1 - The first rule of economics is there is no such thing as a free meal.
2 - Industry is both an economic regulator and a barometer.
3 - Recessions can be good as they drive out the weak and ailing elements of the economy.
So to point #3, as the Eurozone crisis takes hold and we see so-termed ‘austerity measures’ implemented across several countries’ economies, what effects will we see in new ‘enabling technologies’ such as cloud computing?
The cloud crisis trade-off
Will we see older less ‘nimble’ and more wasteful computing methods done away with as new more flexible cloud-based models are brought to bear?
Or will the cost of migration to the cloud itself prove to be prohibitively costly such that new and still-nascent hosted virtualisation solutions are left out in the cold before they have even had a chance to bring greater efficiencies, lower total cost of ownership (TCO) and deliver their targeted return on investment (ROI)?
Analyst firm Gartner sits on the more pessimistic side of the fence saying that the opportunities for cloud computing value are valid all over the world and the same is true for some of the risks and costs.
According to Paolo Malinverno, vice president at Gartner, "Some of cloud computing's potential risks and costs -- namely security, transparency and integration – which are generally applicable worldwide, take on a different meaning in Europe."

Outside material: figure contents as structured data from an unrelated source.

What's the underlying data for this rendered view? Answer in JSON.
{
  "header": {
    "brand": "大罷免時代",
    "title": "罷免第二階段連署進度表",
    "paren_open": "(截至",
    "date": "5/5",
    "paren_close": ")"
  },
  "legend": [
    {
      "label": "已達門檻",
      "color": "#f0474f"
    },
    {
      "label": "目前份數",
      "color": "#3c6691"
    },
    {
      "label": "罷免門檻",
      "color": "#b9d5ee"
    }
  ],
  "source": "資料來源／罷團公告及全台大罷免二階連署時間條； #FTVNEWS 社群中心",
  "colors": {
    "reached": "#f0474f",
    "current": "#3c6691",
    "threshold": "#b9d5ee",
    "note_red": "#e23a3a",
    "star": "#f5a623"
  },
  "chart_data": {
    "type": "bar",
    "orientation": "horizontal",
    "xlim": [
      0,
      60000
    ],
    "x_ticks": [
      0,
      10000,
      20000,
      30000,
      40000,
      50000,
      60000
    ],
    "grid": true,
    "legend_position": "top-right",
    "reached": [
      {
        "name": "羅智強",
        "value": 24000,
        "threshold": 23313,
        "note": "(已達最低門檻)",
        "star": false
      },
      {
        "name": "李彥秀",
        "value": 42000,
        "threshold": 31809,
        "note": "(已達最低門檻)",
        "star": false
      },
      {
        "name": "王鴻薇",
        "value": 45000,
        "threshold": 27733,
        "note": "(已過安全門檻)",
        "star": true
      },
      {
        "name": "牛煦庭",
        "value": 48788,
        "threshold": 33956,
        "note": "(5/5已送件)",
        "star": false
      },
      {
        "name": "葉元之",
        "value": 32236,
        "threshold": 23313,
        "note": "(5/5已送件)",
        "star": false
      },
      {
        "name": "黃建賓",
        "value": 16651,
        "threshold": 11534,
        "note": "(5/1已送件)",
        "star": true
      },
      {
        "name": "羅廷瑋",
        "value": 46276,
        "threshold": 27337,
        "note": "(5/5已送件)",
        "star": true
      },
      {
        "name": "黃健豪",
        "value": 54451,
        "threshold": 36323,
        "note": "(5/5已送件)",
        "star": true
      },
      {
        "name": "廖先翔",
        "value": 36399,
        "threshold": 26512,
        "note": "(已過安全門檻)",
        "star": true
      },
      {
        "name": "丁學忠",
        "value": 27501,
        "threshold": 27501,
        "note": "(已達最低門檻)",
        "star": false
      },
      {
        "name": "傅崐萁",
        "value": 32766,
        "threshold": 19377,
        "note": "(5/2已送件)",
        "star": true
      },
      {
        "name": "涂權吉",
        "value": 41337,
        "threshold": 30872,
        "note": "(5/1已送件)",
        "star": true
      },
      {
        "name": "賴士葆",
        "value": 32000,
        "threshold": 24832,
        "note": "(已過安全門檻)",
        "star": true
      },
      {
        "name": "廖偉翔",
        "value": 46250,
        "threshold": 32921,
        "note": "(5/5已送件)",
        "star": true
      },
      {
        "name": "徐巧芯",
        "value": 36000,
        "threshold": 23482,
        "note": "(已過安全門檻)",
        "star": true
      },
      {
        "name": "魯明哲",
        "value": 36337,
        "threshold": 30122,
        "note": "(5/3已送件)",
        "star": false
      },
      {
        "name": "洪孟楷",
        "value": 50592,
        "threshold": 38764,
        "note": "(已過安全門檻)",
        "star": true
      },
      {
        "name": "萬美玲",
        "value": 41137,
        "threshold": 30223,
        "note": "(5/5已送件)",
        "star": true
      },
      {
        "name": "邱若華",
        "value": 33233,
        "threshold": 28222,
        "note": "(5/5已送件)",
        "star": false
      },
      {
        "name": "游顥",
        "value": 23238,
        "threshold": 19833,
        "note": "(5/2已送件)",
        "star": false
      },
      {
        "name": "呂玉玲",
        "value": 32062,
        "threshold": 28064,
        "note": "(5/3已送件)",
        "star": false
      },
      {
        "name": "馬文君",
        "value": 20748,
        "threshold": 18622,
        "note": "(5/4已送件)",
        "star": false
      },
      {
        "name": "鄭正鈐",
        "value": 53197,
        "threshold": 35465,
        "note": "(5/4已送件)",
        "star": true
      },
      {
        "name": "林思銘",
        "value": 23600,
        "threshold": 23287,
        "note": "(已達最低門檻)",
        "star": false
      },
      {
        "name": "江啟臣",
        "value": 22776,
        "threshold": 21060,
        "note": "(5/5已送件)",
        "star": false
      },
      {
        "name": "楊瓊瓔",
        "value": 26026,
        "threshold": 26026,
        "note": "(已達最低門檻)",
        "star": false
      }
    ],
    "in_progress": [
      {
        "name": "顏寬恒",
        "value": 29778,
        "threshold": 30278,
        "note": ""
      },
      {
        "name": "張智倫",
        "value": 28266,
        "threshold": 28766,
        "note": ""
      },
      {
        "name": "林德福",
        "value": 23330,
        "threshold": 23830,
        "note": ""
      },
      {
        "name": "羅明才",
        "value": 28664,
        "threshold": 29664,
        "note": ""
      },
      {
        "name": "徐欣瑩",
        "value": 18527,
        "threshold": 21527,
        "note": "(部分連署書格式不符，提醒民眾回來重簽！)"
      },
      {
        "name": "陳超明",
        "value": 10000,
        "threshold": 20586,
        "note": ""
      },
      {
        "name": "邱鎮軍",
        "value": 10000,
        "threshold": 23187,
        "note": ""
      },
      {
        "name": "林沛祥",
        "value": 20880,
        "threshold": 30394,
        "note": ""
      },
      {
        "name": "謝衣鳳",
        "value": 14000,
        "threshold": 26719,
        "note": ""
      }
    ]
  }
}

The problem it seems (or at least, one of the major problems) is that ever-changing data privacy regulations across companies with footprints in more than one European nation are holding us back. The analyst firm goes so far as to suggest that Europe could be as much as two years behind the US in terms of general cloud adoption because of these facts.
Vice president of the European Commission Neelie Kroes has echoed these concerns and been talking openly about data regulations and how this needs to be aligned in Europe to make cloud easier to adopt.
“Where these barriers exist, I am determined to overcome them,” Kroes has said.
The summary truth of the matter here is that regulations are having an impact upon cloud adoption despite its still forward-facing growth. These difficulties are nothing but compounded by these times of austerity, which are further making investments in cloud harder to see through for many firms.
Every cloud has a silver lining
Gartner’s David Mitchell Smith is more upbeat and say that while these inhibitors will certainly slow down cloud adoption in Europe, they will not stop it. “The potential benefits of cloud are too attractive and the interest in its efficiency and agility are too strong to stall it for long," he said.
So it’s not doom and gloom then. EMEA technical marketing director of storage memory platform company Fusion-io Niall McLeod suggests that while budget cuts and austerity can be hugely frustrating, limitations can often spur innovation.
“In good times, there is often not a lot of need to reexamine what can be done more effectively, which can unfortunately often lead to stagnation. Many IT professionals are now looking closely at their infrastructure and moving performance to the server with flash memory to power their applications. Early adopters proved the reliability and value that results from separating storage performance from capacity, and today, many enterprises that need to achieve more with less are rapidly shifting from sprawl to efficiency,” said McLeod.
There are probably almost too many divergent factors here for us to be able to sit on one side of the fence definitively and say whether the current economic downturn has positive or negative effect on cloud computing’s growth.
Yes some short-term purchases may get shelved, but the cloud is here to stay -- whether you hold an Economics degree or not, of that you can be sure.